The History of Mince Pies And Two Delicious Recipes

Mincemeat pies are an English holiday tradition that has been around since the 15th century. However, this old-time tradition is virtually unknown to many in our modern era, especially those that live in the U.S. To shed some light on this quintessential English delicacy, we thought it would be fun to learn how it came about and why it is associated with Christmas.

What is a Mincemeat Pie?

Mince literally means “small” in Latin. Thus, mincemeat refers to finely chopped meat. Mincemeat pies are typically filled with a mixture of diced up fruit, cooked meats, and spices such as cinnamon, cloves, and nutmeg. Nowadays, the pies are often cooked without meat and instead primarily use fruit soaked in brandy. Traditionally, they were made into large pies, some even in the shape of a rectangle known as “coffins.” However, now they are often baked into bite size pies. Mincemeat pies can be found on store shelves and in bakeries during the holidays throughout the British Isles and other English speaking countries (aside from the U.S.).

Religion and Mincemeat

It is said that the idea of mincemeat originated from the Middle East where meats were spiced with both sweet and savory flavors. Crusaders during the 12th century returned home to Europe with Middle Eastern recipes that included meat, fruits, and spices. After centuries of alterations, this mincemeat mixture ended up in pie shells and became a rich delicacy eaten primarily during celebratory events such as Christmas. Some “Christmas pies” were filled with decadent ingredients such as beef suet, boiled pork, mutton, rabbit, stewed bird, egg, cheese, sugar, saffron, salt, citrus fruits, currants, and spices. These lavish pies were seen as gluttonous and even idolatrous by Puritans. There came a point in British history where Oliver Cromwell and his religiously strict government banned the pies from England as part of their crackdown on lavish celebrations. Thankfully, the ban on mincemeat pies and other celebratory treats was lifted after the fall of Cromwell’s government and King Charles II took over. When the Puritans came to the Americas, they did not want to associate the so-called Catholic tradition of mincemeat pies with Christmas. Instead, the pies found their way into their Thanksgiving celebrations.
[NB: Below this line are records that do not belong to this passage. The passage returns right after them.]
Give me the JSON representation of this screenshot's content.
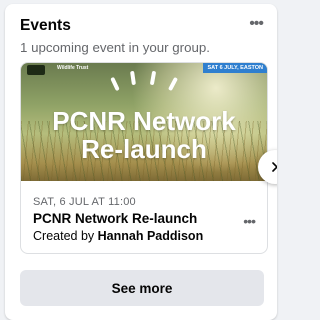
{
  "widget": {
    "title": "Events",
    "subtitle": "1 upcoming event in your group.",
    "menu_icon": "more-horizontal-icon"
  },
  "event": {
    "banner": {
      "org_name": "Wildlife Trust",
      "date_tag": "SAT 6 JULY, EASTON",
      "headline_line1": "PCNR Network",
      "headline_line2": "Re-launch"
    },
    "date": "SAT, 6 JUL AT 11:00",
    "title": "PCNR Network Re-launch",
    "created_by_prefix": "Created by",
    "creator": "Hannah Paddison",
    "menu_icon": "more-horizontal-icon"
  },
  "carousel": {
    "next_icon": "chevron-right-icon"
  },
  "see_more_label": "See more",
  "colors": {
    "accent_blue": "#2f7fcf",
    "button_bg": "#e4e6eb",
    "secondary_text": "#65676b"
  }
}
How Can I try a Mincemeat Pie?

If you would like to try the old fashioned version with cooked meats, we found a fun 19th century recipe on Wikipedia for you to give a go at. If not, there is also a meat free recipes below. Bon Appetit!
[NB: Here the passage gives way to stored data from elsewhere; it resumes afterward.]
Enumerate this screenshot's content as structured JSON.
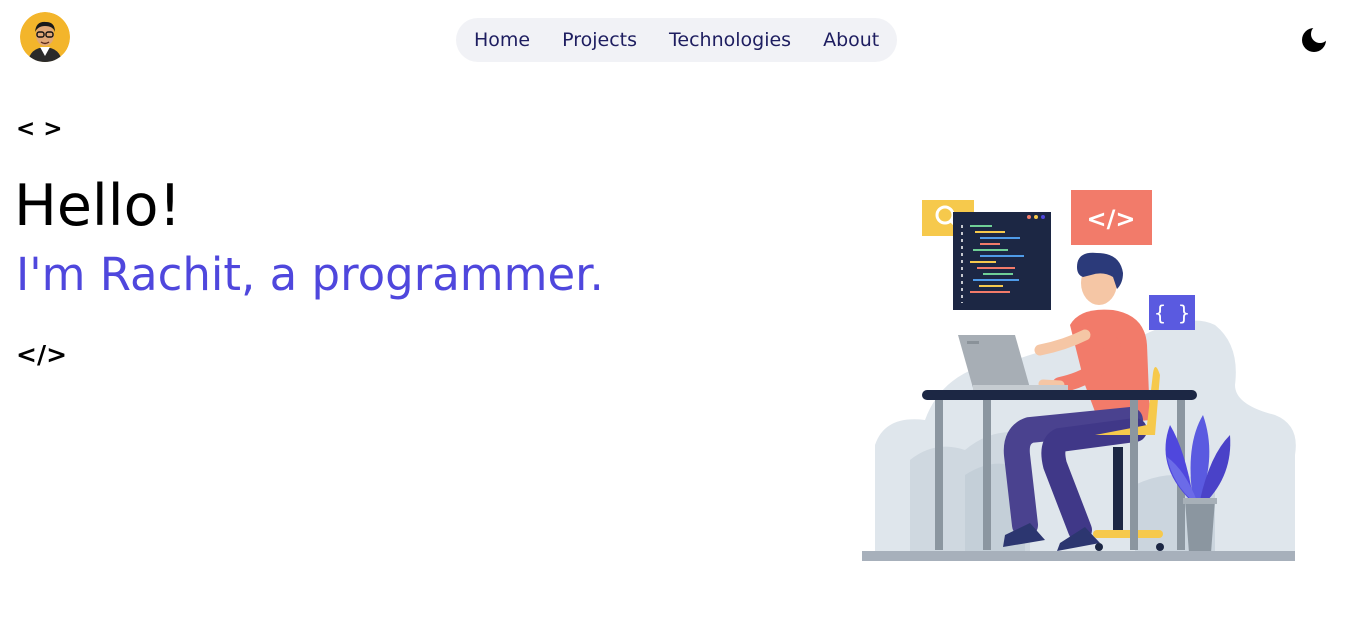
{
  "header": {
    "avatar_alt": "Rachit avatar",
    "nav": [
      {
        "label": "Home"
      },
      {
        "label": "Projects"
      },
      {
        "label": "Technologies"
      },
      {
        "label": "About"
      }
    ],
    "theme_icon": "moon-icon"
  },
  "hero": {
    "open_tag": "< >",
    "greeting": "Hello!",
    "intro": "I'm Rachit, a programmer.",
    "close_tag": "</>",
    "illustration_icons": [
      "search-icon",
      "code-tag-icon",
      "curly-braces-icon"
    ],
    "illustration_labels": {
      "code_tag": "</>",
      "braces": "{ }"
    }
  },
  "colors": {
    "accent": "#4f47dd",
    "nav_text": "#1e1e60",
    "nav_bg": "#f1f2f6"
  }
}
19th Century Mincemeat Pie Recipe

  • 2 lbs raisins
  • 3 lbs currants
  • 1 1⁄2 lbs lean beef
  • 3 lbs beef suet
  • 2 lbs moist sugar
  • 2 oz citron
  • 2 oz candied lemon peel
  • 2 oz candied orange peel
  • 1 small nutmeg
  • 1 pottle of apples
  • the rind of two lemons, the juice of one
  • 1⁄2 pint brandy
Stone and cut the raisins once or twice across, but do not chop them; wash, dry and pick the currants free from stalks and grit, and mince the beef and suet, taking care the latter is chopped very fine; slice the citron and candied peel, grate the nutmeg, and pare, core and mince the apples; mince the lemon peel, strain the juice and when all the ingredients are thus prepared, mix them well together, adding the brandy when the other things are well blended; press the whole into a jar, carefully exclude the air, and the mincemeat will be ready for use in a fortnight. Source: Wikipedia

Mom’s Mincemeat Pies

Prep Time Total: 3 hours 15 mins Serves: 8


  • 2 cups all-purpose flour, plus more for dusting
  • 1/2 cup vegetable shortening
  • 4 tablespoons unsalted butter, cubed and chilled
  • 1/2 teaspoon kosher salt
  • 1 stick unsalted butter
  • 1 cup dark raisins
  • 1 cup currants
  • 1/2 cup golden raisins
  • 1/2 cup dried cranberries
  • 1/2 cup packed dark brown sugar
  • 1 teaspoon finely grated orange zest
  • 1/4 cup fresh orange juice
  • 1/4 cup unsulfured molasses
  • 1 Granny Smith apple—unpeeled, cored and cut into 1/4-inch pieces
  • 1 teaspoon finely grated lemon zest
  • 1/2 teaspoon freshly grated nutmeg
  • 1/2 teaspoon ground cinnamon
  • 1/2 teaspoon ground cloves
  • 1/2 teaspoon ground allspice
  • 1/2 teaspoon kosher salt
  • 1/4 cup dark rum
  • 1/4 cup brandy
  • 2 tablespoons unsalted butter, melted
  • 1 tablespoon whole milk
  • 2 tablespoons sugar


  • Make the crust In a small bowl, mix 1/2 cup of the flour with 1/4 cup of ice water until a paste forms. In a medium bowl, combine the remaining 1 1/2 cups of flour with the shortening, butter and salt, cutting in the shortening and butter until pea-size pieces form. Add the flour paste and gently knead until the dough just comes together. Pat into a 1-inch-thick disk, wrap in plastic and refrigerate for at least 1 hour or overnight.
  • Meanwhile, make the filling In a large saucepan, combine all of the ingredients except the rum and brandy. Cook over moderate heat, stirring occasionally, until the mixture thickens and the apples are tender, about 15 minutes. Stir in the rum and brandy and let cool to room temperature.
  • Preheat the oven to 375°. Cut the dough in half. On a lightly floured work surface, using a lightly floured rolling pin, roll out each half into a 12-inch round about 1/8 inch thick. Fit 1 round into a 9-inch pie plate. Spread the filling in the pie shell, then top with the remaining dough round. Trim the overhang to 1/2 inch, then tuck the top edge under the bottom edge and crimp decoratively.
  • Glaze and bake the pie Brush the pie with the melted butter and drizzle over the milk. Sprinkle with the sugar and make 8 small slits in the top. Set the pie on a baking sheet and bake for about 1 hour and 45 minutes, until the crust is golden. Transfer the pie to a rack to cool completely.
  • The filling can be refrigerated for up to 2 days. The baked pie can be stored at room temperature overnight.